Ajoutons à cela que les think-tanks ne sont que des outils pilotés par les intérêts politico-marchand de la grande oligarchie financière et de l’industrie transnationale. Ce sont dans ces think-tanks que se répand l’idéologie du contrôle absolu politique et monopoliste de l’empire anglo-americano-sioniste. Leur influence au plus haut sommet des états-nations en dit long sur l’état de corruption et de décrépitude totale du système.
Gardons toujours en tête ceci, c’est vital : Il n’y a pas de solution au sein du système !
En sortir et vite. Créer ensemble le pouvoir non coercitif des associations libres n’ayant pour seul but et raison d’être que le bien commun de tout être humain sur cette planète. Tout le reste n’est que pisser dans un violon !

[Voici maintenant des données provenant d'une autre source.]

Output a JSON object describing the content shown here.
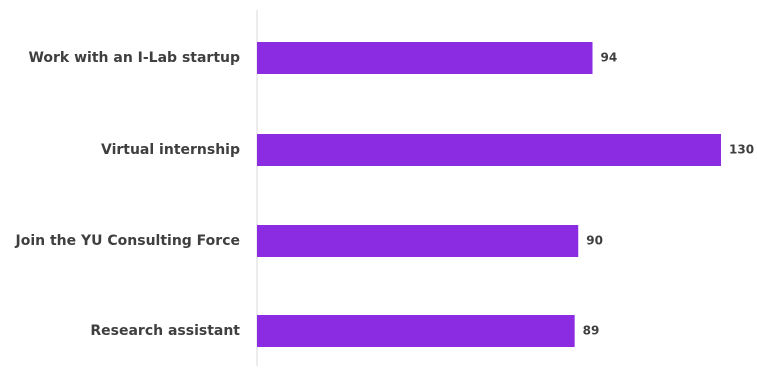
{
  "chart_data": {
    "type": "bar",
    "orientation": "horizontal",
    "title": "",
    "xlabel": "",
    "ylabel": "",
    "categories": [
      "Work with an I-Lab startup",
      "Virtual internship",
      "Join the YU Consulting Force",
      "Research assistant"
    ],
    "values": [
      94,
      130,
      90,
      89
    ],
    "xlim": [
      0,
      130
    ],
    "grid": false,
    "legend": "none",
    "bar_color": "#8B2BE2",
    "axis_color": "#d9d9d9",
    "label_color": "#3f3f3f"
  }
}
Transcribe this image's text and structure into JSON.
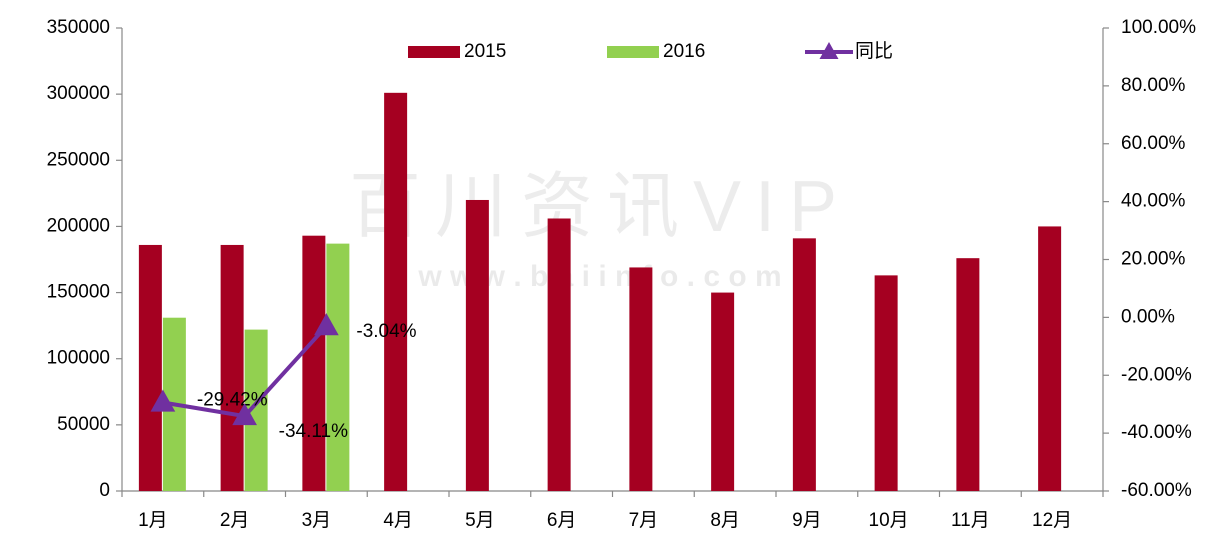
{
  "chart_data": {
    "type": "bar",
    "categories": [
      "1月",
      "2月",
      "3月",
      "4月",
      "5月",
      "6月",
      "7月",
      "8月",
      "9月",
      "10月",
      "11月",
      "12月"
    ],
    "series": [
      {
        "name": "2015",
        "color": "#a50021",
        "values": [
          186000,
          186000,
          193000,
          301000,
          220000,
          206000,
          169000,
          150000,
          191000,
          163000,
          176000,
          200000
        ]
      },
      {
        "name": "2016",
        "color": "#92d050",
        "values": [
          131000,
          122000,
          187000,
          null,
          null,
          null,
          null,
          null,
          null,
          null,
          null,
          null
        ]
      },
      {
        "name": "同比",
        "color": "#7030a0",
        "type": "line",
        "axis": "y2",
        "values": [
          -29.42,
          -34.11,
          -3.04,
          null,
          null,
          null,
          null,
          null,
          null,
          null,
          null,
          null
        ],
        "value_labels": [
          "-29.42%",
          "-34.11%",
          "-3.04%",
          null,
          null,
          null,
          null,
          null,
          null,
          null,
          null,
          null
        ]
      }
    ],
    "ylim": [
      0,
      350000
    ],
    "yticks": [
      0,
      50000,
      100000,
      150000,
      200000,
      250000,
      300000,
      350000
    ],
    "y2lim": [
      -60,
      100
    ],
    "y2ticks": [
      {
        "value": -60,
        "label": "-60.00%"
      },
      {
        "value": -40,
        "label": "-40.00%"
      },
      {
        "value": -20,
        "label": "-20.00%"
      },
      {
        "value": 0,
        "label": "0.00%"
      },
      {
        "value": 20,
        "label": "20.00%"
      },
      {
        "value": 40,
        "label": "40.00%"
      },
      {
        "value": 60,
        "label": "60.00%"
      },
      {
        "value": 80,
        "label": "80.00%"
      },
      {
        "value": 100,
        "label": "100.00%"
      }
    ],
    "grid": false,
    "legend": "top",
    "watermark": [
      "百川资讯VIP",
      "w w w . b a i i n f o . c o m"
    ]
  }
}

La guerre avance selon le plan de la Rand Corporation

Manlio Dinucci

14 octobre 2022

Source: 

https://www.mondialisation.ca/la-guerre-avance-selon-le-plan-de-la-rand-corporation/5671991

États-Unis, Union Européenne et d’autres pays ont jusqu’à présent “donné” à l’Ukraine environ 100 milliards d’euros de fournitures militaires. C’est de l’argent qui, directement ou indirectement, sort de nos poches. Ce chiffre est en augmentation continue. L’Union Européenne entraînera 15 mille militaires ukrainiens dans deux camps en Pologne et dans un autre état membre.

Au sommet OTAN des ministres de la Défense, le secrétaire général Stoltenberg informe : “À la suite du sabotage des gazoducs Nord Stream, nous avons doublé notre présence en Mer Baltique et en Mer du Nord à plus de 30 navires”. Ce qu’est la matrice de l’attaque est confirmé par le fait qu’on a empêché la société Gazprom russe, co-propriétaire du Nord Stream, de participer aux enquêtes sur les explosions sous-marines. 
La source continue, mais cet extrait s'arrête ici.